Enhancing Fault Ride Through Capability of Grid-Forming Virtual Synchronous Generators Using Model Predictive Control

This article proposes a control method for virtual synchronous generator-based grid-forming converters to improve the stability of power electronic-dominated power grids. Overcurrent protection and fault ride-through (FRT) are crucial for the control of converter-based generators, given the limitations of power electronics components. This article introduces a finite-set model predictive control (FS-MPC)-based FRT control technique that ensures system stability during symmetrical and asymmetrical fault types by incorporating overcurrent protection and contribution to the system voltage, while maintaining the voltage mode functionalities of the grid-forming converters. Compared to conventional control methods, the proposed MPC control technique allows for faster and improved dynamics, which makes control objectives more accessible.

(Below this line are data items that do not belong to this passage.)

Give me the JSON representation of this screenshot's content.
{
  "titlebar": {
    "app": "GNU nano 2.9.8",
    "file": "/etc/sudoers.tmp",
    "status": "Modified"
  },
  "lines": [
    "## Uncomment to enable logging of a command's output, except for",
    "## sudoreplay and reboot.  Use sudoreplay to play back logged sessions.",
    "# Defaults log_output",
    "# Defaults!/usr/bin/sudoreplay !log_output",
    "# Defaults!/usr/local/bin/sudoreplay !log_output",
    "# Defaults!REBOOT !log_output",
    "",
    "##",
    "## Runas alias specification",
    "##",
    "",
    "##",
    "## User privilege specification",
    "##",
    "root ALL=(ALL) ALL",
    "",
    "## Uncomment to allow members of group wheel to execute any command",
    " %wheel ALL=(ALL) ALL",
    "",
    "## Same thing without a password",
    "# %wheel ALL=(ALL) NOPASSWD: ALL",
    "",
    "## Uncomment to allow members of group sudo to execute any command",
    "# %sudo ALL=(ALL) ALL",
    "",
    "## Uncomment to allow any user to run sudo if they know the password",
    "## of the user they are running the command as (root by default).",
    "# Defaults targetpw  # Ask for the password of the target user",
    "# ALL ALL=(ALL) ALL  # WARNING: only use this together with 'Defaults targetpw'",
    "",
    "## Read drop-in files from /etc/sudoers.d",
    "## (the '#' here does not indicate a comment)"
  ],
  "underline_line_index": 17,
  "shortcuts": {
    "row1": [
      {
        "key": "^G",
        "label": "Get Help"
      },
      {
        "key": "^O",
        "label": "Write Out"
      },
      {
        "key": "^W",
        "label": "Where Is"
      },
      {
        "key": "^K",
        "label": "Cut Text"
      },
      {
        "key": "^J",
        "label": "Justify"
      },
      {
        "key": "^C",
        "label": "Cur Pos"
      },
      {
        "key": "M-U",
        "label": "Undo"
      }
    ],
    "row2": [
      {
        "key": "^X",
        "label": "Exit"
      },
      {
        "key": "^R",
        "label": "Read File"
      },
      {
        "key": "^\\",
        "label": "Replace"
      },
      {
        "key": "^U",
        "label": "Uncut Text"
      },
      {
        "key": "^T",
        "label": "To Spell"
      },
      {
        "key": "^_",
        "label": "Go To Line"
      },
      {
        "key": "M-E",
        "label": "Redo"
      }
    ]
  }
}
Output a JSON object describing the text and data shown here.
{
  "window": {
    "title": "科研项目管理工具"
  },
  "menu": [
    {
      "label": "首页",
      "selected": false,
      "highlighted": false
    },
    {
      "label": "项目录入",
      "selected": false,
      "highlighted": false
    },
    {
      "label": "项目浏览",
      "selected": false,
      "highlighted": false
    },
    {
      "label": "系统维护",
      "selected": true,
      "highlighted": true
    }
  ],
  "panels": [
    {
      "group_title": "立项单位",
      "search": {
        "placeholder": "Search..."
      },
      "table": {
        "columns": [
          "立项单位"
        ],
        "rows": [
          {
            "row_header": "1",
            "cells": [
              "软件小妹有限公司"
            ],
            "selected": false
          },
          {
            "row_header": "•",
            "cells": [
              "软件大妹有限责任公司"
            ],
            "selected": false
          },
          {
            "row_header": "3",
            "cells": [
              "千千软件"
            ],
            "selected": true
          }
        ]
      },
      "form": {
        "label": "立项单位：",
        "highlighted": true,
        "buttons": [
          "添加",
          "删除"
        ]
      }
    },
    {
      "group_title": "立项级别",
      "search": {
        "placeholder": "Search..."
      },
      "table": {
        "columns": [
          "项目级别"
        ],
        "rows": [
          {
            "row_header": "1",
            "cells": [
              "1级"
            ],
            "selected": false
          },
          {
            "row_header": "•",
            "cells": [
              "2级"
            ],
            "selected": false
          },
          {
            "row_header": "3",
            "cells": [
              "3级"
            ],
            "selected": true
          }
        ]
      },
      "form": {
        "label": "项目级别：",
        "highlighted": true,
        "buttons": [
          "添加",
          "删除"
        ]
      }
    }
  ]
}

In addition, the approach coordinates voltage and current control and their limitations to ensure system stability during and after fault. The proposed method also adapts to different fault types and sizes without requiring fault type detection. Simulation results in MATLAB/Simulink illustrate the effectiveness of the proposed control method in limiting the current and ensuring high power quality by providing clean sinusoidal voltage and current waveforms. Hardware-in-the-loop real-time simulation is also presented to validate the controller performance under fault conditions.